Eating my way across the Atlantic – Provisioning for a crossing
Now that we’ve made it across the Atlantic and we are Swanning around the Caribbean, I thought I’d add some comments on how we go about getting ready for a long crossing, for anyone interested. I’m not proposing that we are experts in this area at all, this is just what worked for us. We had a few primary priorities to help keep us focused:
- Fresh food and managing that,
- Yumminess – don’t serve things that taste average,
- Nutrition for good health and happy crew,
- Back-up food,
- And beer (it’s a food, right?)
I know there’s a lot of commentary in the cruising circles on how to get and store food, how to manage that food, how to use it all effectively without waste, keep yourself and any crew healthy (hygiene is really important on a yacht), and what to do when the fresh stuff runs out.
I have one word that will make everything easy for you – vegan. A few of you reading this will recall that about 18 months ago, we had a go at being vegan – and we still are (except for my very occasional lapses when I’m sitting in an island beach bar having a cold beer and they are serving fried fresh anchovies!).
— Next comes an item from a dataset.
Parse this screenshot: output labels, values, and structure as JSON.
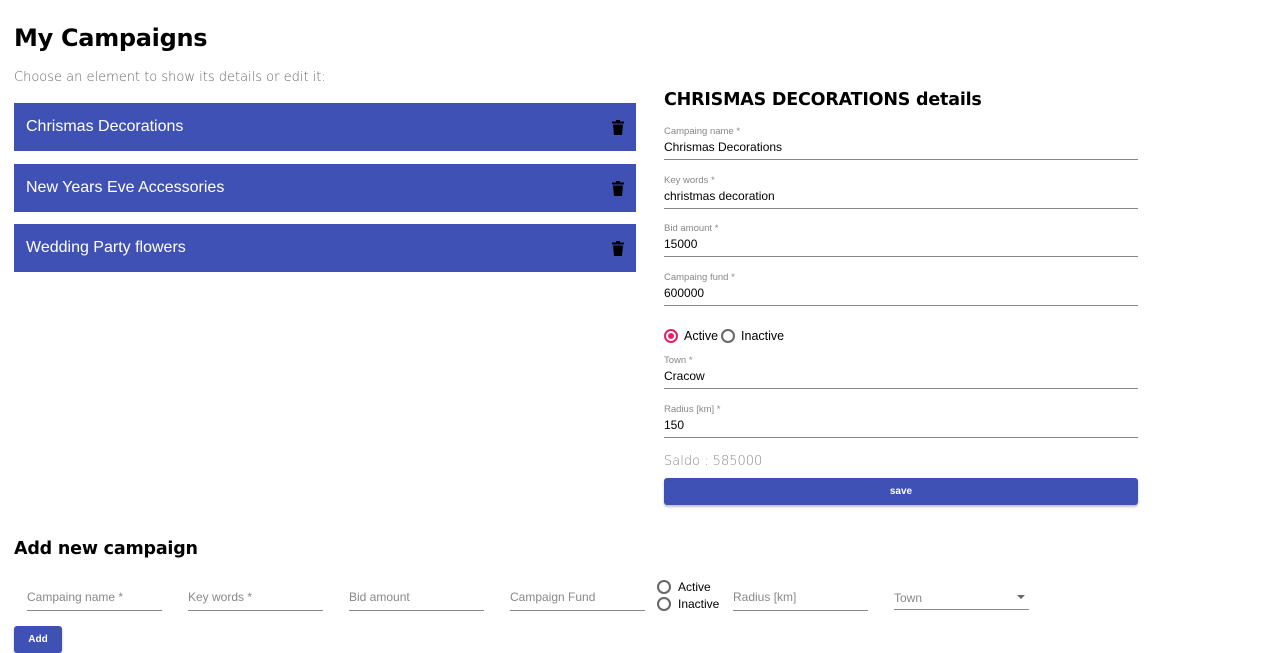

To be fair, I actually detest the term “vegan” because it’s been tarnished by the radical few. I agree with their cause, I just think some of their actions alienate their audience. So let’s call it eating plants, yes, like an elephant. I choose the elephant as a point of comparison because when people tell me that I’ll die from protein deficiency by being a plant eater, they usually back off pretty quickly when I ask them what elephants eat. So don’t ask why I became a plant eater, it was for my own good reasons relating to my health, the health of animals, and the health of the planet. If you choose to eat meat and dairy? Knock yourself out. But you’re a dying breed. Literally.
Enough of the rhetoric. Being a plant eater has made provisioning for a crossing so very easy. And even for meat eaters, it’s really worth considering (and I promise you won’t die from a lack of protein 😁). Here’s how we do it:
- We have two freezers – these are stacked with frozen vegetables so once the fresh stuff is done, we move to these.
- The pantry is bursting with grains, beans, pasta, rice’s, spices, herbs, tomato sauces, coconut milk and other dried and sauced yumminess. Cook and mix this with the fresh or frozen vege’s and you have easy, really tasty, and nutritional food.
- Potatoes, sweet potatoes and onions are awesome. They last for weeks and can go into pretty much anything. Tomatoes are a staple and will last over two weeks easily if wrapped in newspaper in a cool dark spot.
- We sprout – sounds weird but you will have a constant supply of fresh things to put in salads, stir fries and curries. It’s really easy and very effective.
- Wraps and rye bread – we never run out of a quick easy meal with beans, leftovers, and of course something to throw peanut butter on.
- We have a pressure cooker (great for beans), a rice cooker (don’t leave home without one), a Braun kitchen wizz (the wand is great for soup etc), a toasted sandwich maker (also used for toasting bread – you have no idea how much better than a toaster these things are), and a breadmaker – which to be fair, doesn’t get used that much; and contrary to the instructions, is simply not foolproof! I will probably use it for an anchor one day.
- We stock fresh and local when we leave and we generally have plenty of fresh fruit and vegetables for the first 15 days (there’s plenty of information on the internet on how to store these properly on a yacht – read it). We rotate between fruit-nets, dark storage, stuff wrapped in newspaper in cool places, and the fridge. It’s really important to discard any local (especially market) packaging to minimise the risk of any unwanted little hitchhikers joining your crew (love cockroaches on a yacht). And wash everything well. It will last longer.
Being a plant eater also makes things simple for a few other reasons – your yacht doesn’t smell of fried meat, the kitchen stays way cleaner (as do your fridge’s and freezers), that nasty little extractor fan never gets full of grease, you don’t have to worry about poisoning your crew with rotten food or chicken contamination, and your boat is way more hygienic. Everyone on board loves the food and its bloody healthy.
There’s one last point I’d like to make; smell, and I mean people smell. Less body odour and the heads just don’t smell anywhere near as bad. Trust me on this! In a confined space, this make a big difference to crew happiness.
I was also a little surprised that when we were in Las Palmas loading all our fresh stuff onto Coco, the number of people that walked past and commented on how much they wished they were crossing the Atlantic on our yacht!
There’s only one thing I messed up – we ran out of beer three days before we landed. Bugger.